In Chapter 3, the author constructed a competency framework including 11 components tiered by job positions (basic/advanced/leadership), integrating 4 groups: core (ethics, communication with mean>4.0), management (organization, coordination), professional (IT, service), and supplementary (self-learning, adaptation), based on a 5-step process from empirical data (EFA and interviews). The framework is designed to be flexible, aligned with job titles under Circular 02/2025/TT-BYT, featuring 360° evaluation scales and KPIs (eg, behavior completion rate ≥80%). Implementation measures include: (1) Developing a plan (budget 150 million VND, 12-month roadmap); (2) Organizing execution through 3 phases (implementation months 1-3: training 75% of staff; monitoring months 9-12: quarterly evaluations with R²>0.70); (3) Periodic evaluation per Article 19 of the Law on Public Employees, forecasting a 25% increase in performance after the first year (pre-post test mean from 3.8 to 4.2). The author emphasizes integration of DigComp 2.0 to support digital transformation, ensuring sustainability.

11. Practical Application Potential:

The thesis has high practical applicability in Vietnam's healthcare administrative management, particularly at autonomous hospitals like Transport, where the competency framework can be directly integrated into employee evaluation systems (reducing document processing time by 22%, per survey data). Results can be scaled to other public service units (under Decree 60/2021/ND-CP), supporting recruitment/reassignment (increasing coordination efficiency by 25%), and digital training (DigLit 1.0 modules).

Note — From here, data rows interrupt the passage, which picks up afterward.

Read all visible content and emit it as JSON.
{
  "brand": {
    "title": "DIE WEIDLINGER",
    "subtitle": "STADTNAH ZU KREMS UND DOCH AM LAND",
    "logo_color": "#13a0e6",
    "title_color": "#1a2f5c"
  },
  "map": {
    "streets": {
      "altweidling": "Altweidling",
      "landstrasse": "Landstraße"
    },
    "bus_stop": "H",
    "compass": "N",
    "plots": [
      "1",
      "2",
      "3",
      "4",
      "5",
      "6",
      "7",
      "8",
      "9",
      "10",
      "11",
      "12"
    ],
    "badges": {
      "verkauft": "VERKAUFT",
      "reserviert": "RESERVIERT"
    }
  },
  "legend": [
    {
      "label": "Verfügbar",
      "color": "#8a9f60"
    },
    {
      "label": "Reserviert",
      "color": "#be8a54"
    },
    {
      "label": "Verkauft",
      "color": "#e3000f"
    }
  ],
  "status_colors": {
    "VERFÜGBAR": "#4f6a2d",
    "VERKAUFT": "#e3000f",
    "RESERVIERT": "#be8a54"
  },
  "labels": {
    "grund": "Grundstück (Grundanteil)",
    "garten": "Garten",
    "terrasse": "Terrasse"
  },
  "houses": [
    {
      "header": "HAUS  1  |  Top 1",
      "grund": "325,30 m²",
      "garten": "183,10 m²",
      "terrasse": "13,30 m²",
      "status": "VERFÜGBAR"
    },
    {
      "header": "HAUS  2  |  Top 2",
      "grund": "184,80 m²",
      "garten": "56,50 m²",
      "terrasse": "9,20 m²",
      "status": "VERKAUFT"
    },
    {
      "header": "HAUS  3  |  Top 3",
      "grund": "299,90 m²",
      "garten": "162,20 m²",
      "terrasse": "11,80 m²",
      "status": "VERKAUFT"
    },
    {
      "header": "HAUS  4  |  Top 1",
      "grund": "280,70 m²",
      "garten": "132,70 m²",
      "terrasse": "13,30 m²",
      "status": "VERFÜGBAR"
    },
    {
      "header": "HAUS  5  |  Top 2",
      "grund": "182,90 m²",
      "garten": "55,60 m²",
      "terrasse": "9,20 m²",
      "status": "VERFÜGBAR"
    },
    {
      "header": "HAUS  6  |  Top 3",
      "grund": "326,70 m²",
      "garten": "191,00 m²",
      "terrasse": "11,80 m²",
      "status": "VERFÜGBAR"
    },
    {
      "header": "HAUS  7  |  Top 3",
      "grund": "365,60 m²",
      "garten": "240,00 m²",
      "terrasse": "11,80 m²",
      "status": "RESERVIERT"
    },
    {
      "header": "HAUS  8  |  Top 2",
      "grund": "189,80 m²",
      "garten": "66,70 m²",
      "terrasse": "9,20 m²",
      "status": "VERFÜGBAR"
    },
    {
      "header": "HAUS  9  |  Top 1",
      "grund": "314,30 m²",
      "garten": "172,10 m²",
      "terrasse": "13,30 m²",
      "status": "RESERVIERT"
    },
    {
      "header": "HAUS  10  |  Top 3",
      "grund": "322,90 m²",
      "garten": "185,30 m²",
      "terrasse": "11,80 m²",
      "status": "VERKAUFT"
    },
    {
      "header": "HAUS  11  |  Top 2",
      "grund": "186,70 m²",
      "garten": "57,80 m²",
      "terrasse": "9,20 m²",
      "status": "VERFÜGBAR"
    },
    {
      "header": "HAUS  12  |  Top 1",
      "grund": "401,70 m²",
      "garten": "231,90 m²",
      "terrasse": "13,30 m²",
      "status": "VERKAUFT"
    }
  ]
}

Hospital leaders can utilize Excel KPI dashboards for monitoring, contributing to enhanced organizational image and implementation of Resolution 76/2021/QH14 on administrative reform. Recommend that the hospital conduct a pilot implementation in 2-3 departments for validation, using internal reports as a basis for expansion.

12. Future Research:

Future research directions could expand as follows: (1) Evaluating the long-term impact of the competency framework after 2-3 years of implementation at Transport Hospital (GTVT), using multivariate regression models (SEM) to measure sustainability; (2) Comparing healthcare administrative competency frameworks between public and private hospitals, focusing on organizational culture factors (per Schein, 2010); (3) Integrating AI/blockchain into digital competencies, with experimental studies at central-level hospitals (n>200); (4) International comparative surveys with the European Qualifications Framework (EQF), to propose national policies on healthcare administrative competencies under the Draft Amended Law on Public Employees 2025. These directions will enrich the theory of public human resource management in general and the healthcare sector in particular.